The simplified model is

*g(2) = a[1,5] + [1,5] – c*

Use the two extreme cases where *[1,5] = 1* and *[1,5] = 5* for both rolls fo the five-side die. At the low end,

*1 = a*1 + 1 – c = 1(a + 1) – c*

At the high end,

*25 = a*5 + 5 – c = 5(a + 1) – c*

Let *j = a + 1*, then

*1 = j – c or j = 1 + c*

*25 = 5j – c = 5(1+c) – c = 5 + 4c*

This yields *c = 20/4 = 5* and* j = 1 + c = 6*, which means* a = 5*.

Computation of *n* given *k* is pretty simple and the entire model is created in the *getCoefs()* function in the code distribution for this problem. It only works for the two-roll problem. I do not like the idea of generalizing this particular family to a number of rolls greater than two as it puts too much weight on the first roll. The likelihood of generating a model that is non-uniform is too great.

I solved the three-roll model by hand and got *a = 29* and *c = 30*. I did verify that the two-roll model is uniform. I believe that the three-roll model is **not** uniform, but perhaps an astute reader will prove me wrong (I have very limited time to devote to these problems). So, I can address the two-roll model which is good for a ‘small’ number of primes as long as *k <= 25* and we have a ‘perfect’ quality generator for [1,5]. In practice, the latter will not be true.

To simulate the roll of a *k*-sided die using a generator for [1,5], pass in the two-roll model and generate two rolls in [1,5]. Use those results in the generating function for *k*. Then, test if the value is less than or equal to *n*k. If so, modulo-*k* math produces a result. Otherwise, call the generating function again. This code is provided in the simulate() function,

let roll: number = model.a*RandomIntInRange.generateInRange(1,5) + RandomIntInRange.generateInRange(1,5) - model.c; // test if number is within the integer multiple of k if (roll <= model.n*k) { // return result mod k plus 1 to compensate for 1-based index return (roll%k) + 1; } else { // too bad ... try again return simulateRoll(model, k); }

where the Typescript Math Toolkit *RandomIntInRange* class is used to generate iterates in [1,5]. Since it is based on the system-supplied *Math.random()*, it is a typical linear congruential generator and suffers from all the known flaws of such generators.

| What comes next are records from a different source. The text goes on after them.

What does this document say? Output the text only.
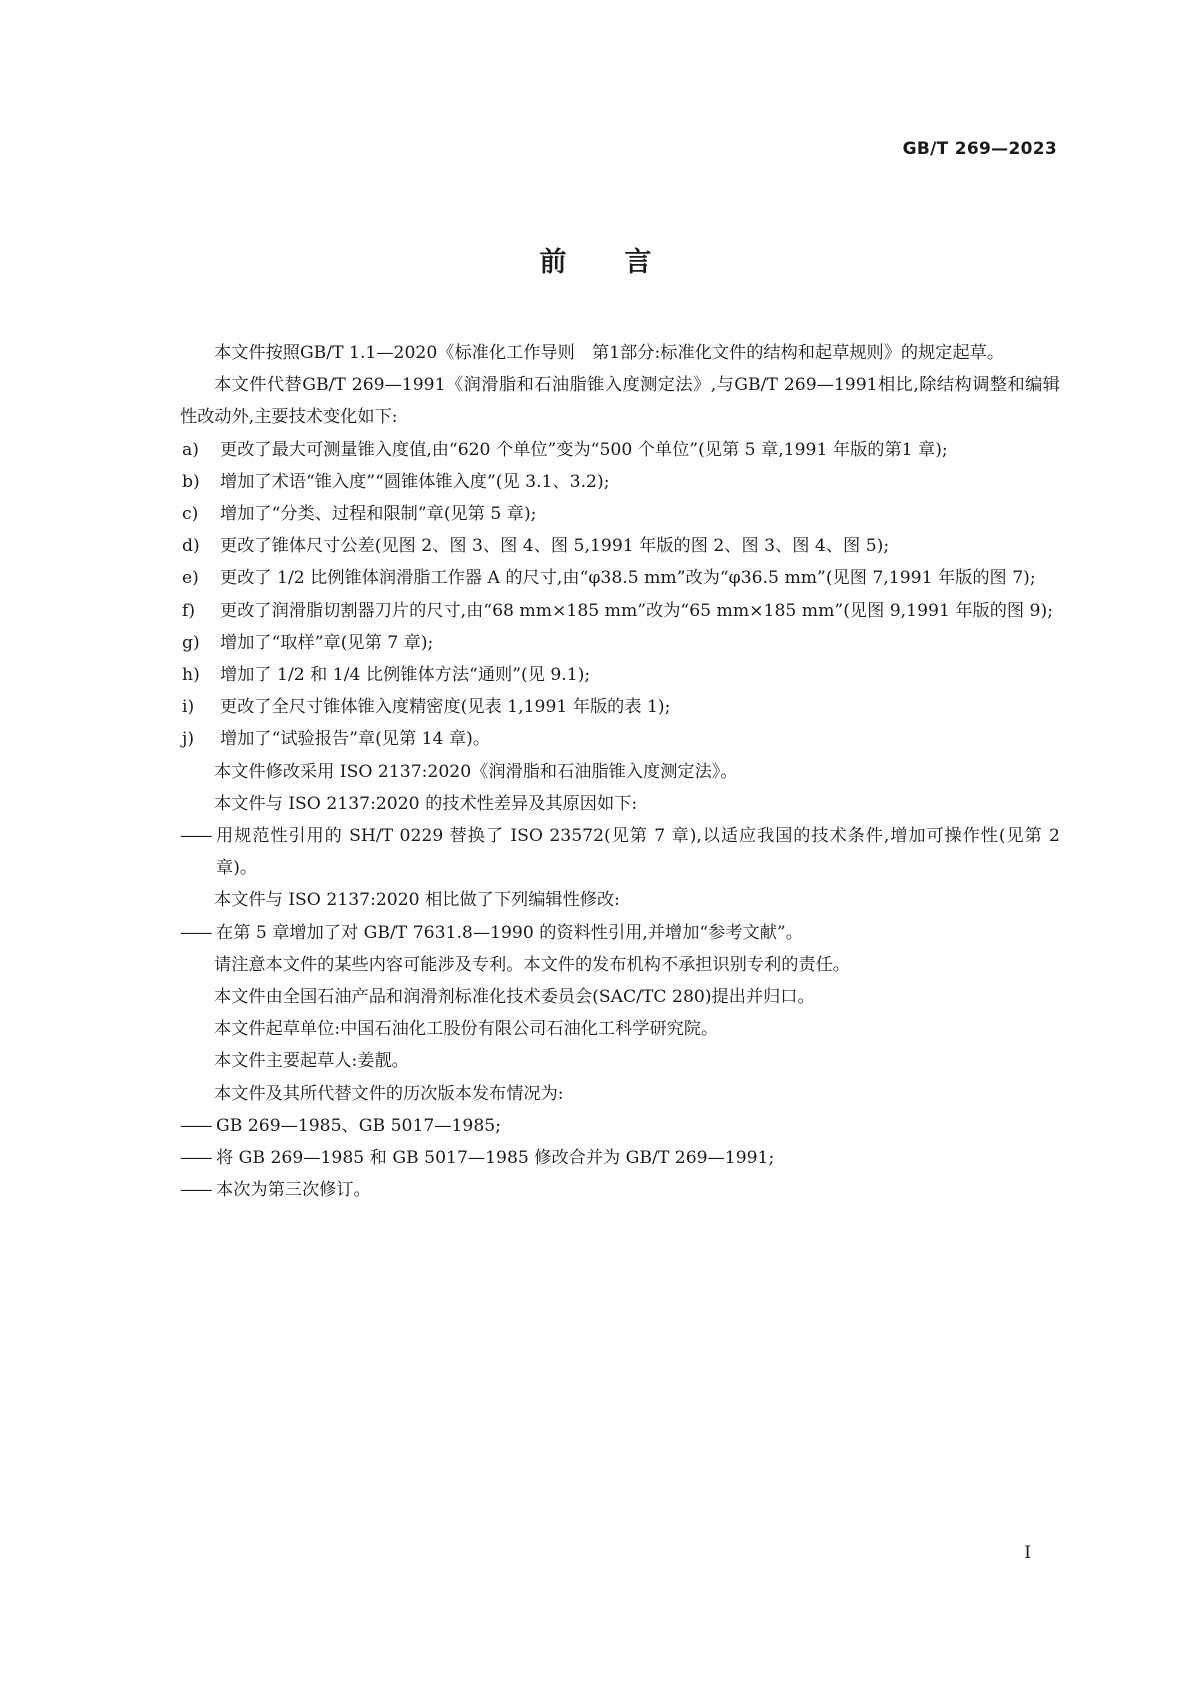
GB/T 269—2023
前言

本文件按照GB/T 1.1—2020《标准化工作导则　第1部分:标准化文件的结构和起草规则》的规定起草。

本文件代替GB/T 269—1991《润滑脂和石油脂锥入度测定法》,与GB/T 269—1991相比,除结构调整和编辑性改动外,主要技术变化如下:

a)	更改了最大可测量锥入度值,由“620 个单位”变为“500 个单位”(见第 5 章,1991 年版的第1 章);
b)	增加了术语“锥入度”“圆锥体锥入度”(见 3.1、3.2);
c)	增加了“分类、过程和限制”章(见第 5 章);
d)	更改了锥体尺寸公差(见图 2、图 3、图 4、图 5,1991 年版的图 2、图 3、图 4、图 5);
e)	更改了 1/2 比例锥体润滑脂工作器 A 的尺寸,由“φ38.5 mm”改为“φ36.5 mm”(见图 7,1991 年版的图 7);
f)	更改了润滑脂切割器刀片的尺寸,由“68 mm×185 mm”改为“65 mm×185 mm”(见图 9,1991 年版的图 9);
g)	增加了“取样”章(见第 7 章);
h)	增加了 1/2 和 1/4 比例锥体方法“通则”(见 9.1);
i)	更改了全尺寸锥体锥入度精密度(见表 1,1991 年版的表 1);
j)	增加了“试验报告”章(见第 14 章)。

本文件修改采用 ISO 2137:2020《润滑脂和石油脂锥入度测定法》。

本文件与 ISO 2137:2020 的技术性差异及其原因如下:

—— 用规范性引用的 SH/T 0229 替换了 ISO 23572(见第 7 章),以适应我国的技术条件,增加可操作性(见第 2 章)。

本文件与 ISO 2137:2020 相比做了下列编辑性修改:

—— 在第 5 章增加了对 GB/T 7631.8—1990 的资料性引用,并增加“参考文献”。

请注意本文件的某些内容可能涉及专利。本文件的发布机构不承担识别专利的责任。

本文件由全国石油产品和润滑剂标准化技术委员会(SAC/TC 280)提出并归口。

本文件起草单位:中国石油化工股份有限公司石油化工科学研究院。

本文件主要起草人:姜靓。

本文件及其所代替文件的历次版本发布情况为:

—— GB 269—1985、GB 5017—1985;
—— 将 GB 269—1985 和 GB 5017—1985 修改合并为 GB/T 269—1991;
—— 本次为第三次修订。
I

I supplied a *validate()* function that computes the frequency histogram for a given value of k. This is used in the specs for *k = 6, 7, 8, and 9*. The numbers look pretty good, but would be better for a higher-quality [1,5] generator. Try it for other values of *k* and a greater number of iterations per validation and study the results.

So, the two limitations are we can only simulate up to a 25-sided die using two rolls of a five-sided die and the final output is dependent on the statistical quality of the generator that simulates the five-sided die. The general problem (for any value of *k > 5*) requires extensive iteration and simulation to produce a model that meets the necessary constraints, particularly that of uniform distribution in [1, 5^r].